On the Loss of a Generation
December 4, 2017
ALAN adds to the ongoing discussion on the death of parents:
The loss of my parents within a span of two years left the worst, most sickening feeling of emptiness I had ever known. The absence of siblings made it still worse: There is no one left afterward who shares the memories of a lifetime, who knows exactly what we mean when we talk about memories of our parents.
As to the question When do you get over it?, my reply is: Don’t even think about it. You never get over it.
The memories will come at unpredictable moments, may often be intense, and may be prompted by seemingly-small things.
The little tugboat night-light on top of a chest of drawers in an ancient black-and-white snapshot, or the memory of Perry Como singing the four words “Dream along with me…” at the opening of his Saturday night television program are instant reminders to me of the warmth and security my mother provided in my boyhood home in the early 1950s.
She left a collection of three thousand color slides from the years 1955-’69. They are at once a priceless possession and a painful reminder of the loss of the most important person in my life.
When I remember some act of stupidity or misbehavior on my part as a boy or teenager, I can feel exactly how I know my mother must have felt at those moments, an awareness that youth or stupidity denied to me in those years.
To live with a vault of memories that we shared only with our parents—and now to have no one among us who can understand precisely what we mean when we talk of that person or those people or that setting or that occasion from years ago—is quite a challenge. And never is that challenge greater for me than at Christmas. In the only years I care to remember, Christmas Eve was always the most joyous day of the year, not because of toys or games or gifts, but because of the setting: A houseful of aunts and uncles and grandparents and cousins and conversations and laughter and warmth and good cheer—and my mother at the center of it all. In their place today are only silence, emptiness, and memories in the head of a late-life orphan. It is that “empty space in life” that Lydia Sherman describes, and I share with her the regrets of not having remained in closer contact with all the older generation and not having talked with them at far greater length than I did.
— Comments —
Lydia Sherman writes:
Alan commented about that feeling of emptiness at the loss of parents. Others have described it as a type of unreality; a twilight zone, feeling dazed and not comfortable in your own existence, like being dropped into a foreign country where no one speaks your language.
On top of that, there will be very few people to which you can say certain things, unless you have successfully passed on your parent’s personal commentaries on daily life. This is one good reason to homeschool your children, and create your own curriculum that includes your family history, photographs, and recordings.
I regret we did not get one single recording of our parents voices, telling about their lives beliefs. We can prepare our own children and grandchildren better, and at the risk of being a bit self-focused, can write and record for them things we think will be helpful and comforting when we are gone.
Dec. 5, 2017
Sebastien writes:
I must confess to feeling a twinge of regret and pain when I read the esteem that people had for their parents after their passing. I can’t think of much I have learnt from my own parents and when they pass away I think I will only regret what might have been, rather than what they were. Honestly, how can you learn from someone who has no real opinions on anything that really matters?

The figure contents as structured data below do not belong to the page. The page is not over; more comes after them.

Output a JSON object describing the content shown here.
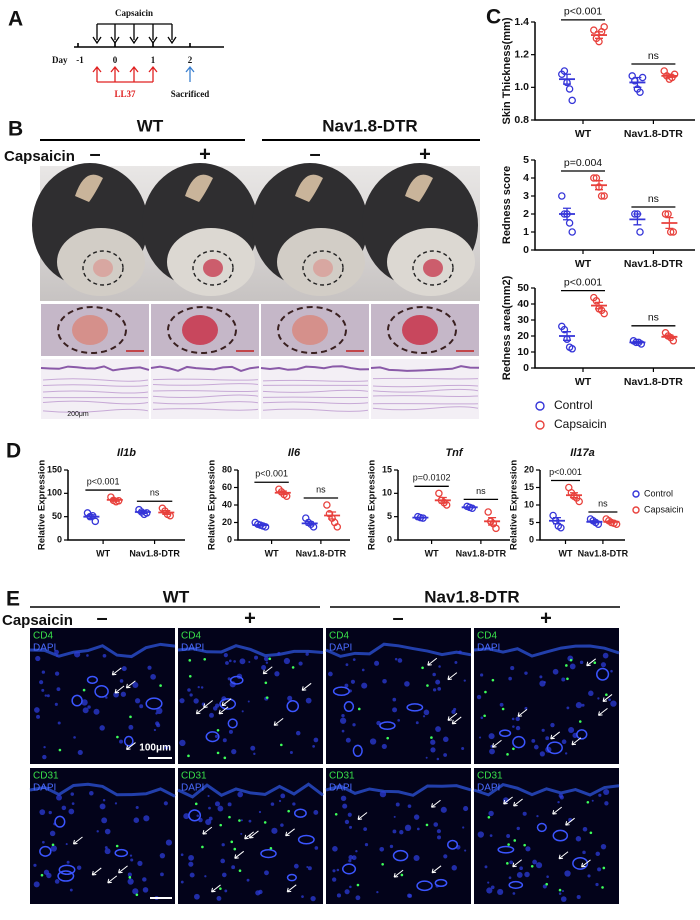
{
  "panel_labels": [
    "A",
    "B",
    "C",
    "D",
    "E"
  ],
  "panel_a": {
    "injection": "Capsaicin",
    "day_label": "Day",
    "days": [
      "-1",
      "0",
      "1",
      "2"
    ],
    "treatment": "LL37",
    "endpoint": "Sacrificed"
  },
  "panel_b": {
    "groups": [
      "WT",
      "Nav1.8-DTR"
    ],
    "treatment": "Capsaicin",
    "conditions": [
      "–",
      "+",
      "–",
      "+"
    ],
    "scale_bar": "200μm"
  },
  "panel_e": {
    "groups": [
      "WT",
      "Nav1.8-DTR"
    ],
    "treatment": "Capsaicin",
    "conditions": [
      "–",
      "+",
      "–",
      "+"
    ],
    "rows": [
      [
        "CD4",
        "DAPI"
      ],
      [
        "CD31",
        "DAPI"
      ]
    ],
    "scale_bar": "100μm"
  },
  "chart_data": [
    {
      "type": "dotplot",
      "ylabel": "Skin Thickness(mm)",
      "categories": [
        "WT",
        "Nav1.8-DTR"
      ],
      "ylim": [
        0.8,
        1.4
      ],
      "yticks": [
        0.8,
        {
          "value": 1.0,
          "label": "1.0"
        },
        1.2,
        1.4
      ],
      "annotations": [
        "p<0.001",
        "ns"
      ],
      "series": [
        {
          "color": "#3535d8",
          "values": [
            [
              1.08,
              1.1,
              1.03,
              0.99,
              0.92
            ],
            [
              1.07,
              1.04,
              0.99,
              0.97,
              1.06
            ]
          ],
          "mean": [
            1.05,
            1.03
          ],
          "sem": [
            0.03,
            0.03
          ]
        },
        {
          "color": "#e8413c",
          "values": [
            [
              1.35,
              1.3,
              1.28,
              1.34,
              1.37
            ],
            [
              1.1,
              1.07,
              1.05,
              1.06,
              1.08
            ]
          ],
          "mean": [
            1.32,
            1.07
          ],
          "sem": [
            0.02,
            0.01
          ]
        }
      ]
    },
    {
      "type": "dotplot",
      "ylabel": "Redness score",
      "categories": [
        "WT",
        "Nav1.8-DTR"
      ],
      "ylim": [
        0,
        5
      ],
      "yticks": [
        0,
        1,
        2,
        3,
        4,
        5
      ],
      "annotations": [
        "p=0.004",
        "ns"
      ],
      "series": [
        {
          "color": "#3535d8",
          "values": [
            [
              3,
              2,
              2,
              1.5,
              1
            ],
            [
              2,
              2,
              1
            ]
          ],
          "mean": [
            2,
            1.7
          ],
          "sem": [
            0.32,
            0.3
          ]
        },
        {
          "color": "#e8413c",
          "values": [
            [
              4,
              4,
              3.5,
              3,
              3
            ],
            [
              2,
              2,
              1,
              1
            ]
          ],
          "mean": [
            3.6,
            1.5
          ],
          "sem": [
            0.25,
            0.3
          ]
        }
      ]
    },
    {
      "type": "dotplot",
      "ylabel": "Redness area(mm2)",
      "categories": [
        "WT",
        "Nav1.8-DTR"
      ],
      "ylim": [
        0,
        50
      ],
      "yticks": [
        0,
        10,
        20,
        30,
        40,
        50
      ],
      "annotations": [
        "p<0.001",
        "ns"
      ],
      "legend": "below",
      "series": [
        {
          "name": "Control",
          "color": "#3535d8",
          "values": [
            [
              26,
              24,
              18,
              13,
              12
            ],
            [
              17,
              16,
              16,
              15
            ]
          ],
          "mean": [
            20,
            16
          ],
          "sem": [
            2.7,
            0.5
          ]
        },
        {
          "name": "Capsaicin",
          "color": "#e8413c",
          "values": [
            [
              44,
              42,
              37,
              36,
              34
            ],
            [
              22,
              20,
              19,
              17
            ]
          ],
          "mean": [
            39,
            19.5
          ],
          "sem": [
            2,
            1
          ]
        }
      ]
    },
    {
      "type": "dotplot",
      "title": "Il1b",
      "ylabel": "Relative Expression",
      "categories": [
        "WT",
        "Nav1.8-DTR"
      ],
      "ylim": [
        0,
        150
      ],
      "yticks": [
        0,
        50,
        100,
        150
      ],
      "annotations": [
        "p<0.001",
        "ns"
      ],
      "series": [
        {
          "color": "#3535d8",
          "values": [
            [
              58,
              50,
              52,
              40
            ],
            [
              65,
              60,
              55,
              58
            ]
          ],
          "mean": [
            50,
            60
          ],
          "sem": [
            4,
            3
          ]
        },
        {
          "color": "#e8413c",
          "values": [
            [
              92,
              85,
              82,
              84
            ],
            [
              68,
              62,
              55,
              52
            ]
          ],
          "mean": [
            86,
            59
          ],
          "sem": [
            3,
            4
          ]
        }
      ]
    },
    {
      "type": "dotplot",
      "title": "Il6",
      "ylabel": "Relative Expression",
      "categories": [
        "WT",
        "Nav1.8-DTR"
      ],
      "ylim": [
        0,
        80
      ],
      "yticks": [
        0,
        20,
        40,
        60,
        80
      ],
      "annotations": [
        "p<0.001",
        "ns"
      ],
      "series": [
        {
          "color": "#3535d8",
          "values": [
            [
              20,
              18,
              17,
              16,
              15
            ],
            [
              25,
              20,
              18,
              15
            ]
          ],
          "mean": [
            17,
            19
          ],
          "sem": [
            1,
            2
          ]
        },
        {
          "color": "#e8413c",
          "values": [
            [
              58,
              55,
              52,
              50
            ],
            [
              40,
              30,
              25,
              20,
              15
            ]
          ],
          "mean": [
            54,
            28
          ],
          "sem": [
            2,
            4
          ]
        }
      ]
    },
    {
      "type": "dotplot",
      "title": "Tnf",
      "ylabel": "Relative Expression",
      "categories": [
        "WT",
        "Nav1.8-DTR"
      ],
      "ylim": [
        0,
        15
      ],
      "yticks": [
        0,
        5,
        10,
        15
      ],
      "annotations": [
        "p=0.0102",
        "ns"
      ],
      "series": [
        {
          "color": "#3535d8",
          "values": [
            [
              5,
              4.8,
              4.7
            ],
            [
              7.2,
              7,
              6.8
            ]
          ],
          "mean": [
            4.8,
            7
          ],
          "sem": [
            0.1,
            0.1
          ]
        },
        {
          "color": "#e8413c",
          "values": [
            [
              10,
              8.5,
              8,
              7.5
            ],
            [
              6,
              4,
              3.5,
              2.5
            ]
          ],
          "mean": [
            8.5,
            4
          ],
          "sem": [
            0.6,
            0.8
          ]
        }
      ]
    },
    {
      "type": "dotplot",
      "title": "Il17a",
      "ylabel": "Relative Expression",
      "categories": [
        "WT",
        "Nav1.8-DTR"
      ],
      "ylim": [
        0,
        20
      ],
      "yticks": [
        0,
        5,
        10,
        15,
        20
      ],
      "annotations": [
        "p<0.001",
        "ns"
      ],
      "legend": "right",
      "series": [
        {
          "name": "Control",
          "color": "#3535d8",
          "values": [
            [
              7,
              5.5,
              4,
              3.5
            ],
            [
              6,
              5.5,
              5,
              4.5
            ]
          ],
          "mean": [
            5.5,
            5.2
          ],
          "sem": [
            0.9,
            0.3
          ]
        },
        {
          "name": "Capsaicin",
          "color": "#e8413c",
          "values": [
            [
              15,
              13.5,
              12.5,
              12,
              11
            ],
            [
              6,
              5.5,
              5,
              4.8,
              4.5
            ]
          ],
          "mean": [
            12.8,
            5.2
          ],
          "sem": [
            0.7,
            0.3
          ]
        }
      ]
    }
  ]
}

I don’t think I’m alone in feeling this. My father left my mother when I was 13, because he was tired of her nagging and he was too weak to put her in her place. My atheist father and modern ‘Catholic’ mother just didn’t have the spiritual armor which you need to construct a family. Neither worry about final judgement because modern ‘Catholics’ think hell is empty and atheists don’t believe it exists. I honestly don’t see how a practicing Catholic can’t make any marriage work.

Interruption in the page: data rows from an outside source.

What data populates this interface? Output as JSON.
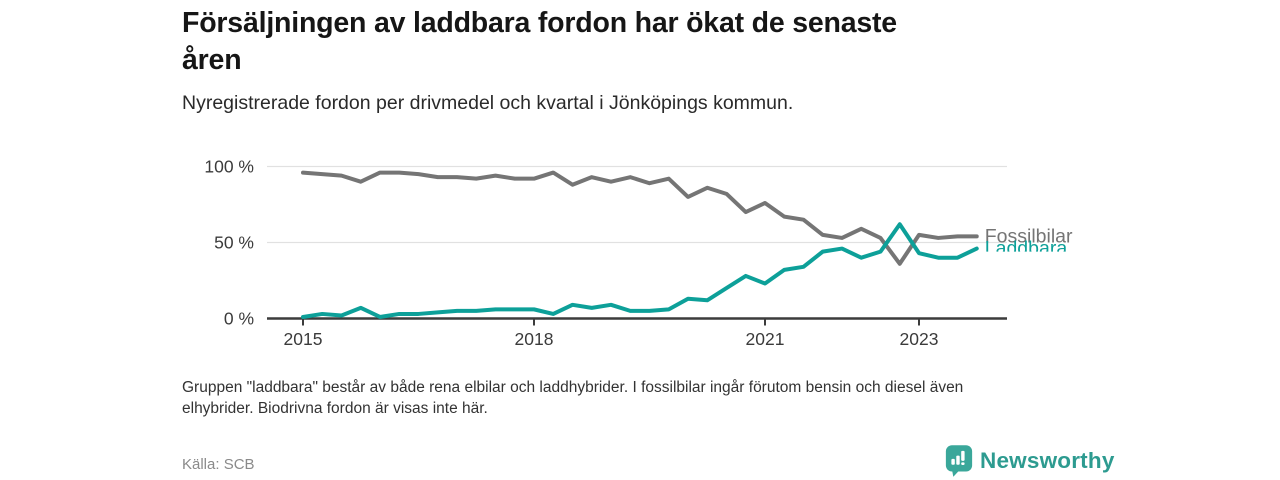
{
  "header": {
    "title_lines": [
      "Försäljningen av laddbara fordon har ökat de senaste",
      "åren"
    ],
    "subtitle": "Nyregistrerade fordon per drivmedel och kvartal i Jönköpings kommun."
  },
  "chart_data": {
    "type": "line",
    "title": "Försäljningen av laddbara fordon har ökat de senaste åren",
    "subtitle": "Nyregistrerade fordon per drivmedel och kvartal i Jönköpings kommun.",
    "unit": "%",
    "start_year": 2015,
    "x_step": "quarter",
    "categories": [
      "2015 Q1",
      "2015 Q2",
      "2015 Q3",
      "2015 Q4",
      "2016 Q1",
      "2016 Q2",
      "2016 Q3",
      "2016 Q4",
      "2017 Q1",
      "2017 Q2",
      "2017 Q3",
      "2017 Q4",
      "2018 Q1",
      "2018 Q2",
      "2018 Q3",
      "2018 Q4",
      "2019 Q1",
      "2019 Q2",
      "2019 Q3",
      "2019 Q4",
      "2020 Q1",
      "2020 Q2",
      "2020 Q3",
      "2020 Q4",
      "2021 Q1",
      "2021 Q2",
      "2021 Q3",
      "2021 Q4",
      "2022 Q1",
      "2022 Q2",
      "2022 Q3",
      "2022 Q4",
      "2023 Q1",
      "2023 Q2",
      "2023 Q3",
      "2023 Q4"
    ],
    "y_axis": {
      "lim": [
        0,
        100
      ],
      "ticks": [
        100,
        50,
        0
      ],
      "tick_labels": [
        "100 %",
        "50 %",
        "0 %"
      ],
      "grid": true
    },
    "x_axis": {
      "tick_years": [
        2015,
        2018,
        2021,
        2023
      ],
      "tick_labels": [
        "2015",
        "2018",
        "2021",
        "2023"
      ]
    },
    "axis_color": "#3c3c3c",
    "grid_color": "#e1e1e1",
    "legend_position": "line-end-labels-right",
    "series": [
      {
        "name": "Fossilbilar",
        "color": "#757575",
        "values": [
          96,
          95,
          94,
          90,
          96,
          96,
          95,
          93,
          93,
          92,
          94,
          92,
          92,
          96,
          88,
          93,
          90,
          93,
          89,
          92,
          80,
          86,
          82,
          70,
          76,
          67,
          65,
          55,
          53,
          59,
          53,
          36,
          55,
          53,
          54,
          54
        ]
      },
      {
        "name": "Laddbara",
        "color": "#0da099",
        "values": [
          1,
          3,
          2,
          7,
          1,
          3,
          3,
          4,
          5,
          5,
          6,
          6,
          6,
          3,
          9,
          7,
          9,
          5,
          5,
          6,
          13,
          12,
          20,
          28,
          23,
          32,
          34,
          44,
          46,
          40,
          44,
          62,
          43,
          40,
          40,
          46
        ]
      }
    ]
  },
  "footer": {
    "note_lines": [
      "Gruppen \"laddbara\" består av både rena elbilar och laddhybrider. I fossilbilar ingår förutom bensin och diesel även",
      "elhybrider. Biodrivna fordon är visas inte här."
    ],
    "source": "Källa: SCB",
    "logo_text": "Newsworthy",
    "logo_color": "#3aa79a"
  }
}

The problems with a family breakup still have consequences throughout your life as my children should normally expect to have wise grandparents that they can visit. As I didn’t congratulate my father on his new ‘wife’ and explained that I didn’t want her to have any dealings with my children, I am obviously the one seen as the ‘problem’. I find it quite bizarre, how remarried parents feel the need to impose their new ‘spouse’ on their families.

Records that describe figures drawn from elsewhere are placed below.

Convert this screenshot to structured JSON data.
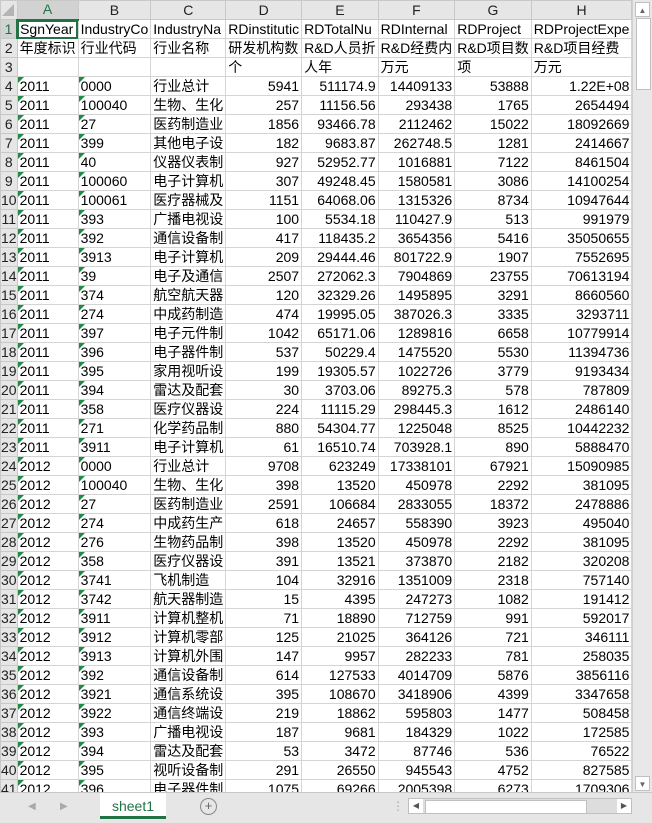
{
  "sheet": {
    "active_cell": "A1",
    "tab_label": "sheet1",
    "columns": [
      "A",
      "B",
      "C",
      "D",
      "E",
      "F",
      "G",
      "H",
      ""
    ],
    "rows": [
      [
        "SgnYear",
        "IndustryCo",
        "IndustryNa",
        "RDinstitutic",
        "RDTotalNu",
        "RDInternal",
        "RDProject",
        "RDProjectExpe"
      ],
      [
        "年度标识",
        "行业代码",
        "行业名称",
        "研发机构数",
        "R&D人员折",
        "R&D经费内",
        "R&D项目数",
        "R&D项目经费"
      ],
      [
        "",
        "",
        "",
        "个",
        "人年",
        "万元",
        "项",
        "万元"
      ],
      [
        "2011",
        "0000",
        "行业总计",
        "5941",
        "511174.9",
        "14409133",
        "53888",
        "1.22E+08"
      ],
      [
        "2011",
        "100040",
        "生物、生化",
        "257",
        "11156.56",
        "293438",
        "1765",
        "2654494"
      ],
      [
        "2011",
        "27",
        "医药制造业",
        "1856",
        "93466.78",
        "2112462",
        "15022",
        "18092669"
      ],
      [
        "2011",
        "399",
        "其他电子设",
        "182",
        "9683.87",
        "262748.5",
        "1281",
        "2414667"
      ],
      [
        "2011",
        "40",
        "仪器仪表制",
        "927",
        "52952.77",
        "1016881",
        "7122",
        "8461504"
      ],
      [
        "2011",
        "100060",
        "电子计算机",
        "307",
        "49248.45",
        "1580581",
        "3086",
        "14100254"
      ],
      [
        "2011",
        "100061",
        "医疗器械及",
        "1151",
        "64068.06",
        "1315326",
        "8734",
        "10947644"
      ],
      [
        "2011",
        "393",
        "广播电视设",
        "100",
        "5534.18",
        "110427.9",
        "513",
        "991979"
      ],
      [
        "2011",
        "392",
        "通信设备制",
        "417",
        "118435.2",
        "3654356",
        "5416",
        "35050655"
      ],
      [
        "2011",
        "3913",
        "电子计算机",
        "209",
        "29444.46",
        "801722.9",
        "1907",
        "7552695"
      ],
      [
        "2011",
        "39",
        "电子及通信",
        "2507",
        "272062.3",
        "7904869",
        "23755",
        "70613194"
      ],
      [
        "2011",
        "374",
        "航空航天器",
        "120",
        "32329.26",
        "1495895",
        "3291",
        "8660560"
      ],
      [
        "2011",
        "274",
        "中成药制造",
        "474",
        "19995.05",
        "387026.3",
        "3335",
        "3293711"
      ],
      [
        "2011",
        "397",
        "电子元件制",
        "1042",
        "65171.06",
        "1289816",
        "6658",
        "10779914"
      ],
      [
        "2011",
        "396",
        "电子器件制",
        "537",
        "50229.4",
        "1475520",
        "5530",
        "11394736"
      ],
      [
        "2011",
        "395",
        "家用视听设",
        "199",
        "19305.57",
        "1022726",
        "3779",
        "9193434"
      ],
      [
        "2011",
        "394",
        "雷达及配套",
        "30",
        "3703.06",
        "89275.3",
        "578",
        "787809"
      ],
      [
        "2011",
        "358",
        "医疗仪器设",
        "224",
        "11115.29",
        "298445.3",
        "1612",
        "2486140"
      ],
      [
        "2011",
        "271",
        "化学药品制",
        "880",
        "54304.77",
        "1225048",
        "8525",
        "10442232"
      ],
      [
        "2011",
        "3911",
        "电子计算机",
        "61",
        "16510.74",
        "703928.1",
        "890",
        "5888470"
      ],
      [
        "2012",
        "0000",
        "行业总计",
        "9708",
        "623249",
        "17338101",
        "67921",
        "15090985"
      ],
      [
        "2012",
        "100040",
        "生物、生化",
        "398",
        "13520",
        "450978",
        "2292",
        "381095"
      ],
      [
        "2012",
        "27",
        "医药制造业",
        "2591",
        "106684",
        "2833055",
        "18372",
        "2478886"
      ],
      [
        "2012",
        "274",
        "中成药生产",
        "618",
        "24657",
        "558390",
        "3923",
        "495040"
      ],
      [
        "2012",
        "276",
        "生物药品制",
        "398",
        "13520",
        "450978",
        "2292",
        "381095"
      ],
      [
        "2012",
        "358",
        "医疗仪器设",
        "391",
        "13521",
        "373870",
        "2182",
        "320208"
      ],
      [
        "2012",
        "3741",
        "飞机制造",
        "104",
        "32916",
        "1351009",
        "2318",
        "757140"
      ],
      [
        "2012",
        "3742",
        "航天器制造",
        "15",
        "4395",
        "247273",
        "1082",
        "191412"
      ],
      [
        "2012",
        "3911",
        "计算机整机",
        "71",
        "18890",
        "712759",
        "991",
        "592017"
      ],
      [
        "2012",
        "3912",
        "计算机零部",
        "125",
        "21025",
        "364126",
        "721",
        "346111"
      ],
      [
        "2012",
        "3913",
        "计算机外围",
        "147",
        "9957",
        "282233",
        "781",
        "258035"
      ],
      [
        "2012",
        "392",
        "通信设备制",
        "614",
        "127533",
        "4014709",
        "5876",
        "3856116"
      ],
      [
        "2012",
        "3921",
        "通信系统设",
        "395",
        "108670",
        "3418906",
        "4399",
        "3347658"
      ],
      [
        "2012",
        "3922",
        "通信终端设",
        "219",
        "18862",
        "595803",
        "1477",
        "508458"
      ],
      [
        "2012",
        "393",
        "广播电视设",
        "187",
        "9681",
        "184329",
        "1022",
        "172585"
      ],
      [
        "2012",
        "394",
        "雷达及配套",
        "53",
        "3472",
        "87746",
        "536",
        "76522"
      ],
      [
        "2012",
        "395",
        "视听设备制",
        "291",
        "26550",
        "945543",
        "4752",
        "827585"
      ],
      [
        "2012",
        "396",
        "电子器件制",
        "1075",
        "69266",
        "2005398",
        "6273",
        "1709306"
      ]
    ]
  },
  "colors": {
    "accent": "#217346",
    "text_marker": "#1e8c45"
  },
  "icons": {
    "add_sheet": "plus-circle-icon",
    "scroll_up": "triangle-up-icon",
    "scroll_down": "triangle-down-icon",
    "scroll_left": "triangle-left-icon",
    "scroll_right": "triangle-right-icon"
  }
}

We still have cordial relations but there is a huge elephant in the room that we politely ignore.
Adult Catholic converts pretty much all have similar situations to deal with so what I describe is nothing unique. Many of us won’t even have graves to flower, as our parents will opt for cremation. We really are starting from scratch with our own families.
Laura writes:
God loves your father and his friend. He loves them more than they could love each other.